The LJRWS was first held in 1916 in commemoration of the World's Fair Pan American Exposition in Balboa Park and the 2nd in l923 and the 3rd in 1931 and became an annual event after the 4th time in 1948, sponsored by the La Jolla Chamber of Commerce and Town Council. The course for the LJRWS has finally been settled after a number of variations throughout the years. The Gatorman 3 mile championship, swimming "cove to the pier and back" is similar to the "grueling" original endurance route of 1916, as per the LJRWS. The number of swimmers for LJRWS zoomed year after year from 7 men in 1916 to today's estimate of more than 2,000.

As a swimmer myself, I was interested in the above events and wanted to very much participate. However, I was stung severely by a jellyfish while swimming in one of the southern Los Angeles beaches and quit ocean swimming and thereafter engaged in pool swimming only.

While in San Diego, I followed the swimming career of Point Loma's native daughter, Florence Chadwick (1918-1995), who has a record of crossing the English Channel (aka: Dover Channel) a number of times. San Diego Union newspaperman Arthur Ribbel wrote in his "Yesterday in the West" that it was in 1950 that "San Diegans almost to the household, hung excitedly before their radios when their own Florence Chadwick was stroking her arduous way to world fame as an English Channel Swimmer. Some of those hometowners wondered if, during some of her grueling hours in the water, she didn't think back to the carefree times when she negotiated the Silvergate as a girl."

Florence began her swimming career at the age of five and entered swimming competitions at ten. Reportedly she never won a U.S. National Championship, but she won all the major west coast rough water swims, including the Silvergate and the La Jolla Rough Water Swim.

Florence, inspired by Gertrude Ederle, the first woman to swim the English Channel, sought a way as to how she could accomplish her little girl dreams. She grabbed a chance to work for ARAMCO as a comptometer operator at a desert installation. After a year she got a transfer to the Trans-Arabian Pipeline Company office near the Persian Gulf where she began pre-channel training. She said "After two years I picked up the pay I have saved to sponsor myself and left for France to complete my training". What motivation and wonderful planning. When she finally swam in Dover, she broke the record time set by Gertrude Ederle 24 years earlier by more than one hour. She swam the 21 mile wide channel in thirteen hours twenty minutes. One year later, she became the first woman to swim from England to France, against the flow of the channel's strong currents. She swam 4 times, three times against the current.

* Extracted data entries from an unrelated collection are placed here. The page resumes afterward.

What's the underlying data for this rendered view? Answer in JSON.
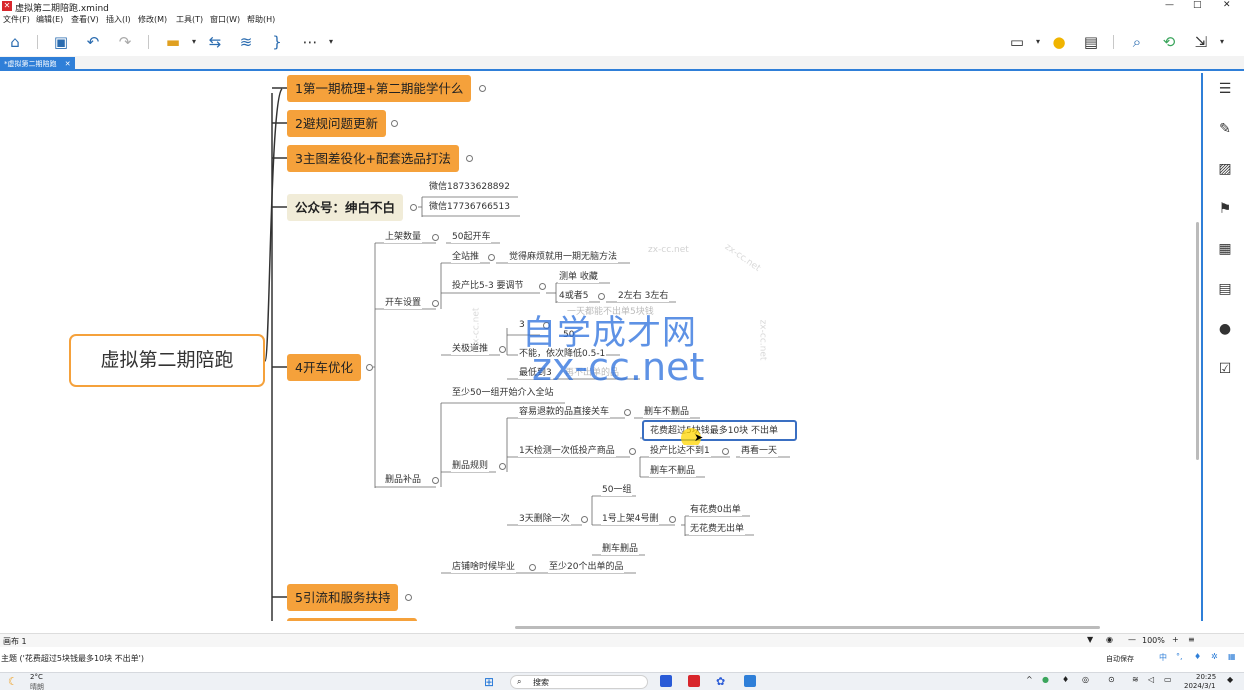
{
  "window": {
    "title": "虚拟第二期陪跑.xmind",
    "controls": [
      "—",
      "□",
      "✕"
    ]
  },
  "menu": [
    "文件(F)",
    "编辑(E)",
    "查看(V)",
    "插入(I)",
    "修改(M)",
    "工具(T)",
    "窗口(W)",
    "帮助(H)"
  ],
  "tab": {
    "label": "*虚拟第二期陪跑",
    "close": "✕"
  },
  "mindmap": {
    "central": "虚拟第二期陪跑",
    "topics": {
      "t1": "1第一期梳理+第二期能学什么",
      "t2": "2避规问题更新",
      "t3": "3主图差役化+配套选品打法",
      "t4_pub": "公众号：绅白不白",
      "t5": "4开车优化",
      "t6": "5引流和服务扶持"
    },
    "wechat": [
      "微信18733628892",
      "微信17736766513"
    ],
    "open_car": {
      "shangjia": "上架数量",
      "shangjia_v": "50起开车",
      "kaiche": "开车设置",
      "quanzhan": "全站推",
      "quanzhan_v": "觉得麻烦就用一期无脑方法",
      "touchan": "投产比5-3 要调节",
      "cedan": "测单 收藏",
      "huozhe": "4或者5",
      "zuoyou": "2左右 3左右",
      "guanji": "关极道推",
      "san": "3",
      "wu": "50",
      "buneng": "不能，依次降低0.5-1",
      "zuidi": "最低到3",
      "hidden1": "一天都能不出单5块钱",
      "hidden2": "再不出单的品",
      "shanpin": "删品补品",
      "zhishao50": "至少50一组开始介入全站",
      "shanpinguize": "删品规则",
      "rongyi": "容易退款的品直接关车",
      "ganche": "删车不删品",
      "huafei": "花费超过5块钱最多10块 不出单",
      "yitian": "1天检测一次低投产商品",
      "touchanbi": "投产比达不到1",
      "zaikan": "再看一天",
      "gancheb": "删车不删品",
      "santian": "3天删除一次",
      "wushi": "50一组",
      "yihao": "1号上架4号删",
      "youhua": "有花费0出单",
      "wuhua": "无花费无出单",
      "shanche": "删车删品",
      "dianpu": "店铺啥时候毕业",
      "dianpu_v": "至少20个出单的品"
    }
  },
  "watermark": {
    "line1": "自学成才网",
    "line2": "zx-cc.net",
    "small": "zx-cc.net"
  },
  "sheet": {
    "label": "画布 1",
    "zoom": "100%",
    "minus": "—",
    "plus": "+"
  },
  "status": {
    "text": "主题 ('花费超过5块钱最多10块 不出单')",
    "right": "自动保存"
  },
  "taskbar": {
    "weather_temp": "2°C",
    "weather_desc": "晴朗",
    "search": "搜索",
    "time": "20:25",
    "date": "2024/3/1",
    "ime": "中"
  },
  "colors": {
    "topic": "#f5a13b",
    "accent": "#2f7fd8",
    "central_border": "#f5a13b",
    "selected": "#3a6fc2"
  }
}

My June 1982 diary noted the day Florence Chadwick was inducted into the Hall of Champions and, it was at this ceremony that she met Mayor Pete Wilson and Police Chief Bill Kolender. I also scribbled down Florence's reminiscence in my diary. "The successful swims are recalled in details, the unsuccessful ones are slipping from memory."


l. July 4th Coronado Rough Water Swim

2. La Jolla Cove Rough Water Swim

3. Florence Chadwick Record (1950-1955) at Dover Museum

Florence was a typist and swimming coach from California. 4 successes in 10 attempts. 32 years old when she became the first woman to swim from England to France in 1951, St. Margaret's Bay to Sangatte. This also made her the first woman to do the double as she had swam France to England in 1950 (Cap Gris Nez to South Foreland). Her three England to France swims each took the record for the fastest time, going from 16 hours 22 mins in 1951 to 13 hours 55 mins in 1955. On her last 3 successful swims she also attempted to swim there-and-back but gave up on the return leg.

England to France: 9/10/1951 (success), 8/2/1953 (failed), 8/15/1953 (failed), 9/4/1953 (success), 8/15/1955 (failed), 9/23/1955 (failed), 9/26/1955 (failed), 10/12/1955 (success)

France to England: 7/26/1950 (failed), 8/8/1950 (success)

1 comment:

Rob said...

A fourteen year old Canadian girl has just completed a swim across Lake Ontario so this is blog is timely. Thanks /arigato.